Reg comments43

12 simple rules: How Ted Codd transformed the humble database

Near misses and lucky escapes for a multi-billion-dollar baby

Ted Codd Photo courtesy: IBM

Stonebraker and Ellison go after IBM's dropped ball

Fortunately for us, others weren’t so flat-footed and relational was snatched from the jaws of defeat by those outside of IBM.

The two people who saw relational's potential were a Berkeley comp sci assistant professor and later serial entrepreneur called Michael Stonebraker – who built Ingres – and an obscure salesman named Larry Ellison, who first had a crack at RDBs at Software Development Laboratories (which later became Relational Software Inc and then Oracle). Both saw the opportunity, and they jumped in with their own relational database products.

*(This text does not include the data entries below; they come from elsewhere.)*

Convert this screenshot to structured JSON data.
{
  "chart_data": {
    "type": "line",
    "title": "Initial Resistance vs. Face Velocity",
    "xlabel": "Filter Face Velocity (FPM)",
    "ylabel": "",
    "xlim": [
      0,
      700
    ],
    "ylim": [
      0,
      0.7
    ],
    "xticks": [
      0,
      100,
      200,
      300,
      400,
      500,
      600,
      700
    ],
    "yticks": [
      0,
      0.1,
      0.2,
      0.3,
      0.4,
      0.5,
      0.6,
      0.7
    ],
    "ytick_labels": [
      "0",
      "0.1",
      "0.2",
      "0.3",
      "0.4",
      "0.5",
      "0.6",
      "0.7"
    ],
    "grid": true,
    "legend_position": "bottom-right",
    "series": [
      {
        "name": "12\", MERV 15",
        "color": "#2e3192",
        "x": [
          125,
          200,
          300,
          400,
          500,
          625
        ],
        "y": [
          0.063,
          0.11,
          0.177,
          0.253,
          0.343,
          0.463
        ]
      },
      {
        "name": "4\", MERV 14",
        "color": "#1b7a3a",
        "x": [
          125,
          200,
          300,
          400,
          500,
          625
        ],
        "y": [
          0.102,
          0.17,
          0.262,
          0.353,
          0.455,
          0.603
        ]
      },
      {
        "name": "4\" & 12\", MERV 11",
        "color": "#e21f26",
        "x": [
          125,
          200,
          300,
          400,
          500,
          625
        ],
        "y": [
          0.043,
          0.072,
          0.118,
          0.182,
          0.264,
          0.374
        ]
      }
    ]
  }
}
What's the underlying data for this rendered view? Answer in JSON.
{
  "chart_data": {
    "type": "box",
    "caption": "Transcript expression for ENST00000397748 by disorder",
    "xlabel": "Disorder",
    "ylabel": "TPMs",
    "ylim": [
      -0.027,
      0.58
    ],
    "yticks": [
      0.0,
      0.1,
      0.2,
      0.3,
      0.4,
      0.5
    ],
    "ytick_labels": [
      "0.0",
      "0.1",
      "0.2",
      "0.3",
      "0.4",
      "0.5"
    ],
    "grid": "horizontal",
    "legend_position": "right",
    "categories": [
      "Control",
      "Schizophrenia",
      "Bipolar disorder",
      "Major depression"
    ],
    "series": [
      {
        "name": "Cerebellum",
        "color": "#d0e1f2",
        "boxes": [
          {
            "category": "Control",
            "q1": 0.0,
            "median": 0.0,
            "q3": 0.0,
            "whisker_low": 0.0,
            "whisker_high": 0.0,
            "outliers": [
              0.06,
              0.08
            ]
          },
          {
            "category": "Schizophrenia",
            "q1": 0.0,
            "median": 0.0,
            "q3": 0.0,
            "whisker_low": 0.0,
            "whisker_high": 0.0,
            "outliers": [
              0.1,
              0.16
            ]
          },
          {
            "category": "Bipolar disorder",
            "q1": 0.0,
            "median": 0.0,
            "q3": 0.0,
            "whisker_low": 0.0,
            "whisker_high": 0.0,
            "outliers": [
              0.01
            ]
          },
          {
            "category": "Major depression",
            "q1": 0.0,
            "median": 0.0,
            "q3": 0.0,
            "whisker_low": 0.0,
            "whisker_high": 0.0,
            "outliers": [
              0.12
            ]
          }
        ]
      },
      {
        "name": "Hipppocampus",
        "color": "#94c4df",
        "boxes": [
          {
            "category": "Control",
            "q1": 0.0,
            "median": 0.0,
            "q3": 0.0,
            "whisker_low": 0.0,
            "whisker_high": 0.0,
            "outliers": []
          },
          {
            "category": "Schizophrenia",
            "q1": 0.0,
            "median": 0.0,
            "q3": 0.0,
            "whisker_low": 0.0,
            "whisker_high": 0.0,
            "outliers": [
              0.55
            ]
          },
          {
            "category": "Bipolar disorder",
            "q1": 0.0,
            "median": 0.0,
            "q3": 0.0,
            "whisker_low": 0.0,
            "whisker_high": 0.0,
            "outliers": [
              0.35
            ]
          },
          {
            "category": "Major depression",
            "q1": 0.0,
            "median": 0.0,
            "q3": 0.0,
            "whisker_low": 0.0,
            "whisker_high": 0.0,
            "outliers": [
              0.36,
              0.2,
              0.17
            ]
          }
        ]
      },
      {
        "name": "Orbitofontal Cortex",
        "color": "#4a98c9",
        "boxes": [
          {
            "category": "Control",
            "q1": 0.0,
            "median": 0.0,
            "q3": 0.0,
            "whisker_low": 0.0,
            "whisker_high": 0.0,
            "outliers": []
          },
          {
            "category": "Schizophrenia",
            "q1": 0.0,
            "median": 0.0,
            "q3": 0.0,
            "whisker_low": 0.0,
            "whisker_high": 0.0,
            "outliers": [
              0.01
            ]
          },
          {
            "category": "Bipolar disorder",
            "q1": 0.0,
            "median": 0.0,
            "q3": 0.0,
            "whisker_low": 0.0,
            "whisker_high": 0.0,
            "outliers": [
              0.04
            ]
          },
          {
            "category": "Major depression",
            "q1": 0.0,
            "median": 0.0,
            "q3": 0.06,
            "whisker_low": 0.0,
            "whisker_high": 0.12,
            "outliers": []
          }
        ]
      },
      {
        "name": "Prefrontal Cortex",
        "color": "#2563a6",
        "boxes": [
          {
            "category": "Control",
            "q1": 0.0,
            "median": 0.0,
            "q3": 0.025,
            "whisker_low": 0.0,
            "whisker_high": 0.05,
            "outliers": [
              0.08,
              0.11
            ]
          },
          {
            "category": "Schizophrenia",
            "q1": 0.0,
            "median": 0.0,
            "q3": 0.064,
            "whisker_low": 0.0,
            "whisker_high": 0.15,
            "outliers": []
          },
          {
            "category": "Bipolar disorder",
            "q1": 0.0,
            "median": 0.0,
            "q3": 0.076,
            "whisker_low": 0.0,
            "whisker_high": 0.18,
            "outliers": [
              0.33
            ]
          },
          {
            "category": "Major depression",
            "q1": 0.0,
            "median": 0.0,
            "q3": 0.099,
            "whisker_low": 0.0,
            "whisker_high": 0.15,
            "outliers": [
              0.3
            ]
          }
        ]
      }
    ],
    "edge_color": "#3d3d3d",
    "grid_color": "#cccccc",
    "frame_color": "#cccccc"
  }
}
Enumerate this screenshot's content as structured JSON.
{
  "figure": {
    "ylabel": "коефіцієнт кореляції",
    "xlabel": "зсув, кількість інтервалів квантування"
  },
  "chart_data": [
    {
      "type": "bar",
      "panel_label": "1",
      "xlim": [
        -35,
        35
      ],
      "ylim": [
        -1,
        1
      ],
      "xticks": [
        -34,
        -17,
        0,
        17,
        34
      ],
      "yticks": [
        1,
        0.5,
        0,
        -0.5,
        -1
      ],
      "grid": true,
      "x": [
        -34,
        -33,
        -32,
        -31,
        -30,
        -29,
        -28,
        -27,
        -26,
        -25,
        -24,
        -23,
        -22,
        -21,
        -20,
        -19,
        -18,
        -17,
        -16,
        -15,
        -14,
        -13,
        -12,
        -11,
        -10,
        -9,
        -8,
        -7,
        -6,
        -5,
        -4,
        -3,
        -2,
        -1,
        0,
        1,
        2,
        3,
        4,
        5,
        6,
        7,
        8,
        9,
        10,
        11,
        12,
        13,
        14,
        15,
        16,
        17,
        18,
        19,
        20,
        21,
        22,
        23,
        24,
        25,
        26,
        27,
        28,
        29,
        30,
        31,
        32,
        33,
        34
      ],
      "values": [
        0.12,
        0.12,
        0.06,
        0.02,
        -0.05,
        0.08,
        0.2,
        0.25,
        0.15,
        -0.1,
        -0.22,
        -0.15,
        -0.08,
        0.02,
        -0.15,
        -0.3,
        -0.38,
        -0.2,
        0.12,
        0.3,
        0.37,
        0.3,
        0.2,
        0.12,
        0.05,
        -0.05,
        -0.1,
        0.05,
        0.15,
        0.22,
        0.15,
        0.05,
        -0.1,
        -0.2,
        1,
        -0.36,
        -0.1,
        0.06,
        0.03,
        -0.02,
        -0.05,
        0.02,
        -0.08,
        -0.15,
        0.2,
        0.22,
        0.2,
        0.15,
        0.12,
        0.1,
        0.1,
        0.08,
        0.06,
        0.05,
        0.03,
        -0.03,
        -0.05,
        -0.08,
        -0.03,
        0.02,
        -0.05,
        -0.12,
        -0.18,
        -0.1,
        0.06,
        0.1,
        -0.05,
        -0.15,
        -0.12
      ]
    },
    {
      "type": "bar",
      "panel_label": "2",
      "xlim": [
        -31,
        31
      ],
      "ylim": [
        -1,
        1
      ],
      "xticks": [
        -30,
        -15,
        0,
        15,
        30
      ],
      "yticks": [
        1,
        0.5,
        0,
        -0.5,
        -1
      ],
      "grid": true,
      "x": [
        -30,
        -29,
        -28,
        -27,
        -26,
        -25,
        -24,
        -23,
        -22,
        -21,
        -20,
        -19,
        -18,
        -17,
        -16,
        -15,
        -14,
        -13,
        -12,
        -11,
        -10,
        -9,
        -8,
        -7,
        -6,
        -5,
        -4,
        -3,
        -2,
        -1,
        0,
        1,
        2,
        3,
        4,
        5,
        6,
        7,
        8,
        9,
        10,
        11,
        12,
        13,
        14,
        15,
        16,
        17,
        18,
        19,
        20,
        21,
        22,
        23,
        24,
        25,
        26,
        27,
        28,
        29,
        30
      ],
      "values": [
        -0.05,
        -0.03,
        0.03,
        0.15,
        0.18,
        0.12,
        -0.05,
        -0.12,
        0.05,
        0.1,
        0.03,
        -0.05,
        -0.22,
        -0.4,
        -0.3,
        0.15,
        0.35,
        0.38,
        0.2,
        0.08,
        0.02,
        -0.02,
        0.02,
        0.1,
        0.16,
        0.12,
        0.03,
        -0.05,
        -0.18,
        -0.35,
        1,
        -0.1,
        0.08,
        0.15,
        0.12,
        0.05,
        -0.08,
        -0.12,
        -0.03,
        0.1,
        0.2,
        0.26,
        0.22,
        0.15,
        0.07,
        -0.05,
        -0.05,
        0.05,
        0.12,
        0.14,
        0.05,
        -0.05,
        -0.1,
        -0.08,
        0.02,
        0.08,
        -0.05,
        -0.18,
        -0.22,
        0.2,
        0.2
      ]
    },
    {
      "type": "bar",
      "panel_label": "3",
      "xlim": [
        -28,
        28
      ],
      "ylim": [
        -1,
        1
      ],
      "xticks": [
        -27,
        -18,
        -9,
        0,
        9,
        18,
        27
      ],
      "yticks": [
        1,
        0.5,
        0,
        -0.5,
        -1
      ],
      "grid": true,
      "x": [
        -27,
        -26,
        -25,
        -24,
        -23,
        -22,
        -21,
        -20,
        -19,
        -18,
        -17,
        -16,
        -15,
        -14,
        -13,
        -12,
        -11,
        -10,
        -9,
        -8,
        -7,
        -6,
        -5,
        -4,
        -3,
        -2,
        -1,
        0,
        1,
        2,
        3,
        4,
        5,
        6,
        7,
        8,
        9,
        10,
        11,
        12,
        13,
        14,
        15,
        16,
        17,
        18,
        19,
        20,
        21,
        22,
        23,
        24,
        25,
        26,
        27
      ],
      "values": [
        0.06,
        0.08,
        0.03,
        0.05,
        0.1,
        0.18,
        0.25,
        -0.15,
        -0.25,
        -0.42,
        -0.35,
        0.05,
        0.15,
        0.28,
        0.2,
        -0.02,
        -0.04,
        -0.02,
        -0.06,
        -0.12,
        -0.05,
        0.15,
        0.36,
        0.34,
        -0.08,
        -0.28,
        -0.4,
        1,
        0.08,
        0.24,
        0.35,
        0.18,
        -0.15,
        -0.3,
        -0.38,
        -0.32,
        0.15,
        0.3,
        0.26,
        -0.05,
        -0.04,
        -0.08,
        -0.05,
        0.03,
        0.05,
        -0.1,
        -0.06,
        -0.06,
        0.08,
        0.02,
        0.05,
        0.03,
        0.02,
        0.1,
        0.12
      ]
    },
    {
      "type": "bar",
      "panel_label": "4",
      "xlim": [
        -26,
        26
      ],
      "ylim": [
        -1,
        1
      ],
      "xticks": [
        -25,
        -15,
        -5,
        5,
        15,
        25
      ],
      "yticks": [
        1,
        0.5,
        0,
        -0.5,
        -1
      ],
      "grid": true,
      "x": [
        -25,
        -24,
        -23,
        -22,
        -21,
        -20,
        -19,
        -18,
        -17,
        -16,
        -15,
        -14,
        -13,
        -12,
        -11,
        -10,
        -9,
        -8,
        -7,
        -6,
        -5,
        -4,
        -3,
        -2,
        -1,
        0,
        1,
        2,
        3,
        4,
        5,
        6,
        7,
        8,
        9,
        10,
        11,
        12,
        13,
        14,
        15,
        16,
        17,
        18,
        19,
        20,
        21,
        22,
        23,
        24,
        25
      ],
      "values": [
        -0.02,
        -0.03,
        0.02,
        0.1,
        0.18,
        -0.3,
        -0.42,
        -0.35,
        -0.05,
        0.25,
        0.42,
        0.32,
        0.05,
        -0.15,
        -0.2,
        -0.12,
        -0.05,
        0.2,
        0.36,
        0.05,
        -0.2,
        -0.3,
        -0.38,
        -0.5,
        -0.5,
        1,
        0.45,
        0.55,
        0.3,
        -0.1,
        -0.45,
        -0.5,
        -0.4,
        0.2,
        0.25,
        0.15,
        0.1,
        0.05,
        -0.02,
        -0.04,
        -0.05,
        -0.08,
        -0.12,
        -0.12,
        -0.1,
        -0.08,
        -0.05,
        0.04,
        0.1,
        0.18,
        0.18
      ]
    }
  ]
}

The glory years were the 1980s and 1990s, when data was simple and structured, and the market was inflated by the explosion in the personal computer. On the back of PCs there were servers and storage, and with the creation of data came need to cleanse, analyse and understand that data – it was the time of business intelligence and of the data warehouse.

SQL was ratified as a vendor-neutral standard with the American National Standards Institute (ANSI) in 1986 and six years later saw publication of what’s considered the breakthrough SQL spec, which managed to fill a number of gaps.

Relational blossomed as it sucked on the data of the time: sales numbers, customer stats – text-based information. Relational imposed a rigid structure, but within it was the freedom and fluidity that everybody needed.

As the 2000s approached, relational faced its next challenge: unstructured and non-text-based data – audio, video, graphics – plus the desire of corporate folk to quickly retrieve, serve and understand that data on a huge scale.

SQL was judged too slow thanks to its centralised structure, and a new movement gave birth to NoSQL – databases that use a key value to describe an object and which are therefore known as key-value stores.

Key-value stores are capable of recognising non-text data – music, video, graphics and so on. These stores include Cassandra, Cloudant, CouchDB, SimpleDB and Google AppEngine DataStore.

The use of NoSQL has become widespread thanks to the rise of users like Google, Amazon clouds, Facebook, LinkedIn and Twitter, which serve and store huge amounts of unstructured data using distributed servers.

On the eve of the anniversary of Codd's birth, NoSQL advocates will gather not far from where Codd worked in San Jose, California, for NoSQL Now!.

But for all its advantages there are problems.

There’s no common NoSQL standard: you build on a database-by-database basis. The databases have either been developed by big companies or by database and programming whizzes and are still growing up in terms of their ease of use and management for ordinary end users.

Also, having eschewed SQL, many of first-generation NoSQL data stores voluntarily surrendered the ACID properties that are the hallmarks of relational and made it so suited to business.

But later NoSQL startups have re-embraced the faith.

The relational database providers, meanwhile, have responded. They've sped up their databases employing ideas such as memory processing using caching instead of disks for greater speed while adding support for non-relational architectures like Hadoop – the non-Google spin on BigTable.

Unnatural acts

On the 90th anniversary of Codd’s birth, his baby is big. Yet, as is characteristic with its birth, relational faces uncertainty.

Such is the health of relational that Oracle, IBM and Microsoft's are all growing – with even enterprise-resource-planning software-maker SAP now claiming its own relational business based on in-memory system Hana. And with so much relationally stored data now in existence, Codd’s technology is safe for at least until the 180th anniversary of this birth.

But change, as always, is inevitable.

As Michael Stonebraker, whose latest venture is a Big Data analytics punt with the SciDB NoSQL database, told me in 2010: “In the 1980s, the 'answer' was if all you wanted to do was business data processing, then it was relational databases.” Trying to stretch relational today, though, is an "unnatural act". ®

* Yes, we know Wikipedia says Codd was born on 23 August, 1923, but his Turning Award entry, here, says it was 19 August. The Reg checked with his former employer IBM whose archives department got in touch to say their files had 19 August. We'll go with that over Jimbo Wales... and consider it a warning Wikipedia's veracity.